UH Scientists' Findings from Research Utilizing Hox Genes in Squid Published in Nature

UH researchers discover difference in use of gene set may be key to diversity of animal life forms existing today

University of Hawaiʻi at Mānoa
Contact:
Heinz Gert de Couet, (808) 956-9367
Department of Zoology
Kristen Cabral, (808) 956-5039
Public Information Officer
Posted: Sep 17, 2003


University of Hawaiʻi at Mānoa and University of Houston researchers have for the first time discovered how squid develop some of their unique features. Their findings were recently reported in the journal Nature.

The first to examine an important set of genes called Hox genes in squid, UH scientists Patricia Lee, Mark Q. Martindale, Heinz Gert de Couet and University of Houston researcher Patrick Callaerts, found that this set of normally predictable genes present in animals, from flies to humans, is utilized in entirely different ways when it comes to squid. This finding is vastly different from the conventional view of the role of these genes in other animals. It gives scientists a key to understanding how an animal‘s body plan is shaped by evolution, and how the same set of genes, when used differently, may give rise to the diversity of life forms that are observed today.

The so-called Hox genes are a group of highly conserved genes that are normally involved in organizing the body into the regions of the head, thorax, and abdomen in almost all animals. Their role is to increase or decrease the activity of many other genes, effectively acting as a "master switch" in development. The researchers cloned these genes from the Hawaiian bobtail squid (Euprymna scolopes), which was used as a model organism in this study. Although squid, nautilus and octopus form a unique branch of the evolutionary tree, the Hox genes found in the bobtail squid are very similar to those in any other animal. However, when the researchers mapped these genes in squid embryos, they were surprised to find that they are involved in the development of the unique features that define a squid—the arm-like tentacles, the light organ, and in parts of the nervous system connected to unique light-sensing organs and the jet-propulsion system.

RESEARCH BACKGROUND:
All animals present today evolved from a common ancestor. One of the fundamental issues in evolutionary biology is explaining how the tremendous diversity of animals evolved from now extinct animals. For new animal body plans to appear, changes in their embryonic development must occur. Using modern techniques, developmental biologists are now beginning to understand the molecular basis for these changes. While much of the molecular progress in developmental biology has been made on a few laboratory animal systems, the time is ripe for this information to be applied to understanding the origins of biological diversity.

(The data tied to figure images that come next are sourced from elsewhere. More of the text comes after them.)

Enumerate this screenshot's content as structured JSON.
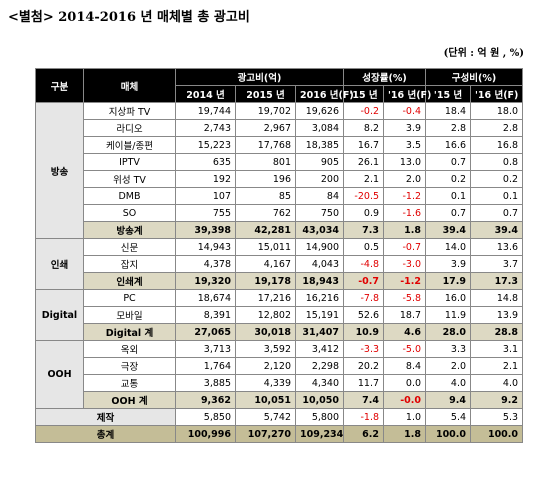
{
  "title": "<별첨> 2014-2016 년 매체별 총 광고비",
  "unit": "(단위 : 억 원 , %)",
  "table": {
    "header": {
      "group": "구분",
      "medium": "매체",
      "spend": "광고비(억)",
      "growth": "성장률(%)",
      "share": "구성비(%)",
      "spend_cols": [
        "2014 년",
        "2015 년",
        "2016 년(F)"
      ],
      "growth_cols": [
        "'15 년",
        "'16 년(F)"
      ],
      "share_cols": [
        "'15 년",
        "'16 년(F)"
      ]
    },
    "groups": [
      {
        "label": "방송",
        "rows": [
          {
            "medium": "지상파 TV",
            "values": [
              "19,744",
              "19,702",
              "19,626",
              "-0.2",
              "-0.4",
              "18.4",
              "18.0"
            ]
          },
          {
            "medium": "라디오",
            "values": [
              "2,743",
              "2,967",
              "3,084",
              "8.2",
              "3.9",
              "2.8",
              "2.8"
            ]
          },
          {
            "medium": "케이블/종편",
            "values": [
              "15,223",
              "17,768",
              "18,385",
              "16.7",
              "3.5",
              "16.6",
              "16.8"
            ]
          },
          {
            "medium": "IPTV",
            "values": [
              "635",
              "801",
              "905",
              "26.1",
              "13.0",
              "0.7",
              "0.8"
            ]
          },
          {
            "medium": "위성 TV",
            "values": [
              "192",
              "196",
              "200",
              "2.1",
              "2.0",
              "0.2",
              "0.2"
            ]
          },
          {
            "medium": "DMB",
            "values": [
              "107",
              "85",
              "84",
              "-20.5",
              "-1.2",
              "0.1",
              "0.1"
            ]
          },
          {
            "medium": "SO",
            "values": [
              "755",
              "762",
              "750",
              "0.9",
              "-1.6",
              "0.7",
              "0.7"
            ]
          }
        ],
        "subtotal": {
          "medium": "방송계",
          "values": [
            "39,398",
            "42,281",
            "43,034",
            "7.3",
            "1.8",
            "39.4",
            "39.4"
          ]
        }
      },
      {
        "label": "인쇄",
        "rows": [
          {
            "medium": "신문",
            "values": [
              "14,943",
              "15,011",
              "14,900",
              "0.5",
              "-0.7",
              "14.0",
              "13.6"
            ]
          },
          {
            "medium": "잡지",
            "values": [
              "4,378",
              "4,167",
              "4,043",
              "-4.8",
              "-3.0",
              "3.9",
              "3.7"
            ]
          }
        ],
        "subtotal": {
          "medium": "인쇄계",
          "values": [
            "19,320",
            "19,178",
            "18,943",
            "-0.7",
            "-1.2",
            "17.9",
            "17.3"
          ]
        }
      },
      {
        "label": "Digital",
        "rows": [
          {
            "medium": "PC",
            "values": [
              "18,674",
              "17,216",
              "16,216",
              "-7.8",
              "-5.8",
              "16.0",
              "14.8"
            ]
          },
          {
            "medium": "모바일",
            "values": [
              "8,391",
              "12,802",
              "15,191",
              "52.6",
              "18.7",
              "11.9",
              "13.9"
            ]
          }
        ],
        "subtotal": {
          "medium": "Digital 계",
          "values": [
            "27,065",
            "30,018",
            "31,407",
            "10.9",
            "4.6",
            "28.0",
            "28.8"
          ]
        }
      },
      {
        "label": "OOH",
        "rows": [
          {
            "medium": "옥외",
            "values": [
              "3,713",
              "3,592",
              "3,412",
              "-3.3",
              "-5.0",
              "3.3",
              "3.1"
            ]
          },
          {
            "medium": "극장",
            "values": [
              "1,764",
              "2,120",
              "2,298",
              "20.2",
              "8.4",
              "2.0",
              "2.1"
            ]
          },
          {
            "medium": "교통",
            "values": [
              "3,885",
              "4,339",
              "4,340",
              "11.7",
              "0.0",
              "4.0",
              "4.0"
            ]
          }
        ],
        "subtotal": {
          "medium": "OOH 계",
          "values": [
            "9,362",
            "10,051",
            "10,050",
            "7.4",
            "-0.0",
            "9.4",
            "9.2"
          ]
        }
      }
    ],
    "production": {
      "label": "제작",
      "values": [
        "5,850",
        "5,742",
        "5,800",
        "-1.8",
        "1.0",
        "5.4",
        "5.3"
      ]
    },
    "total": {
      "label": "총계",
      "values": [
        "100,996",
        "107,270",
        "109,234",
        "6.2",
        "1.8",
        "100.0",
        "100.0"
      ]
    }
  }
}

Cephalopods (nautiluses, squids and octopuses) are diverse animals that possess a range of novel characters not found in their closely related sister groups (snails, clams, sea hares and their kin). Compelling evidence suggests that cephalopods, with their unique modes of jet propulsion, tentacles, ink glands, light organs, camera-like eyes, and profound cognitive abilities, evolved from a simple, opihi-like animal. To understand how this might have occurred, Lee et al. cloned a set of highly conserved genes (called Hox genes), that are normally involved in organizing body plans of animals ranging from flies to humans, from the local Hawaiian bobtail squid, Euprymna scolopes. They mapped the expression of these genes in the squid embryos, and their results indicate that Hox genes are involved in virtually all of the unique features that define cephalopods. The details of their results show that in cephalopods, and likely also in many other diverse invertebrate animals, these genes have been used in interesting and unpredictable ways that are not seen in vertebrates, such as mice and humans.

These results show that although "simple" animals like squids contain virtually all the same genes as humans, these genes are co-opted to give rise to evolutionary distinct structures. Further research of this sort at UH, taking advantage of the unique local fauna of Hawaiʻi, will reveal the ways that these genes, and gene networks, have been re-used during evolution to give rise to all the diverse animals around us.

This research was supported by federal grants from the National Science Foundation and a seed money award from the University Research Council of the University of Hawaiʻi.